FIG. 2.

Characterization of complementing cells and analysis of the structure of mutant DNAs derived from pp28-deficient virus produced in complementing cells. (A) Western blot analysis monitoring the expression of pp28 in mock-infected (M), HFFpp28-3x cells (3x), HFFpp28-8x cells (8x), and HCMV-infected fibroblasts (HFF) at different times (hours) postinfection (hpi). WT, wild type. (B) Growth of BADsubUL99 in HFFpp28-3x cells (3x), HFFpp28-8x cells (8x), and normal fibroblasts (HFF). Cells were infected, lysates of cells were prepared in the culture medium at the indicated times after infection, and virus was quantified by plaque assay on HFFpp28-8x cells. (C) Location of native pp28 and HA-tagged pp28 expressed from recombinant retroviruses in fibroblasts.
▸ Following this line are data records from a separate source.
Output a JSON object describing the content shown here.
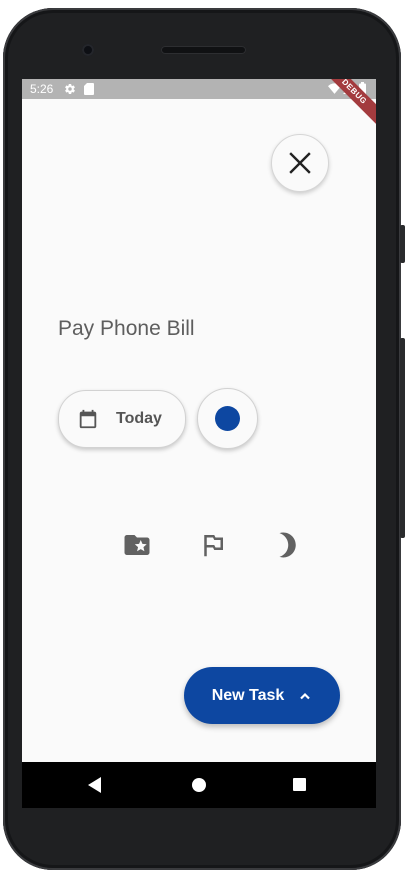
{
  "statusbar": {
    "time": "5:26",
    "icons": [
      "settings-icon",
      "sd-card-icon",
      "wifi-icon",
      "signal-icon",
      "battery-icon"
    ],
    "debug_banner": "DEBUG"
  },
  "task": {
    "title": "Pay Phone Bill",
    "date_label": "Today",
    "color": "#0d47a1"
  },
  "actions": [
    "folder-star-icon",
    "flag-icon",
    "moon-icon"
  ],
  "fab": {
    "label": "New Task",
    "color": "#0d47a1"
  },
  "navbar": [
    "back",
    "home",
    "recents"
  ],
  "colors": {
    "background": "#fafafa",
    "statusbar": "#b3b3b3",
    "accent": "#0d47a1",
    "icon": "#616161"
  }
}
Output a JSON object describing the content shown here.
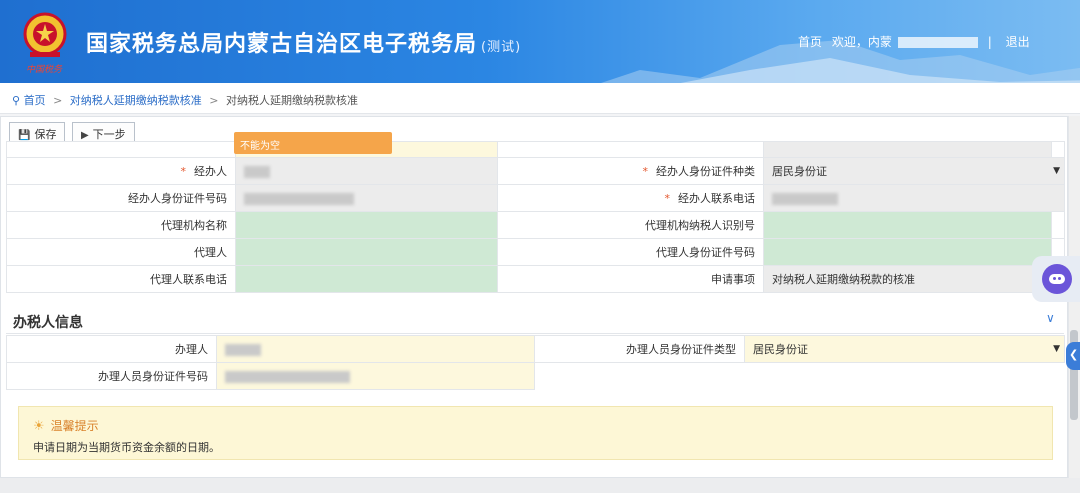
{
  "header": {
    "title": "国家税务总局内蒙古自治区电子税务局",
    "title_tag": "(测试)",
    "slogan": "中国税务",
    "nav": {
      "home": "首页",
      "welcome": "欢迎，内蒙",
      "logout": "退出",
      "separator": "|"
    }
  },
  "breadcrumb": {
    "home": "首页",
    "level1": "对纳税人延期缴纳税款核准",
    "level2": "对纳税人延期缴纳税款核准",
    "sep": ">"
  },
  "toolbar": {
    "save_label": "保存",
    "next_label": "下一步"
  },
  "tooltip": {
    "text": "不能为空"
  },
  "form": {
    "required_mark": "*",
    "operator_label": "经办人",
    "operator_id_type_label": "经办人身份证件种类",
    "operator_id_type_value": "居民身份证",
    "operator_id_no_label": "经办人身份证件号码",
    "operator_phone_label": "经办人联系电话",
    "agency_name_label": "代理机构名称",
    "agency_taxid_label": "代理机构纳税人识别号",
    "agent_label": "代理人",
    "agent_id_no_label": "代理人身份证件号码",
    "agent_phone_label": "代理人联系电话",
    "apply_item_label": "申请事项",
    "apply_item_value": "对纳税人延期缴纳税款的核准"
  },
  "handler_section": {
    "title": "办税人信息",
    "handler_label": "办理人",
    "handler_id_type_label": "办理人员身份证件类型",
    "handler_id_type_value": "居民身份证",
    "handler_id_no_label": "办理人员身份证件号码"
  },
  "tip": {
    "title": "温馨提示",
    "body": "申请日期为当期货币资金余额的日期。"
  },
  "colors": {
    "accent": "#2a6cc7",
    "required": "#e4572e",
    "tooltip": "#f5a54a",
    "green_field": "#cfe9d4",
    "yellow_field": "#fdf8dd"
  }
}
Immunofluorescence was performed by using a pp28-specific antibody on HFFpp28-8x (bottom) cells and cells expressing HA-tagged pp28 (HFFHA-pp28, top). Three images are presented for each cell type: left, pp28 (green); middle, nuclear stain (red); right, multicolor merge. (D) Southern blot assay of viral DNAs. Total cell DNA was prepared from HFFpp28-8x cells infected with the indicated viruses, and DNA was cleaved with HindIII and analyzed by Southern blot assay with a UL82- and UL99-specific probe DNA. The sizes of labeled DNA fragments are indicated in kilobases relative to marker (M) DNA fragments.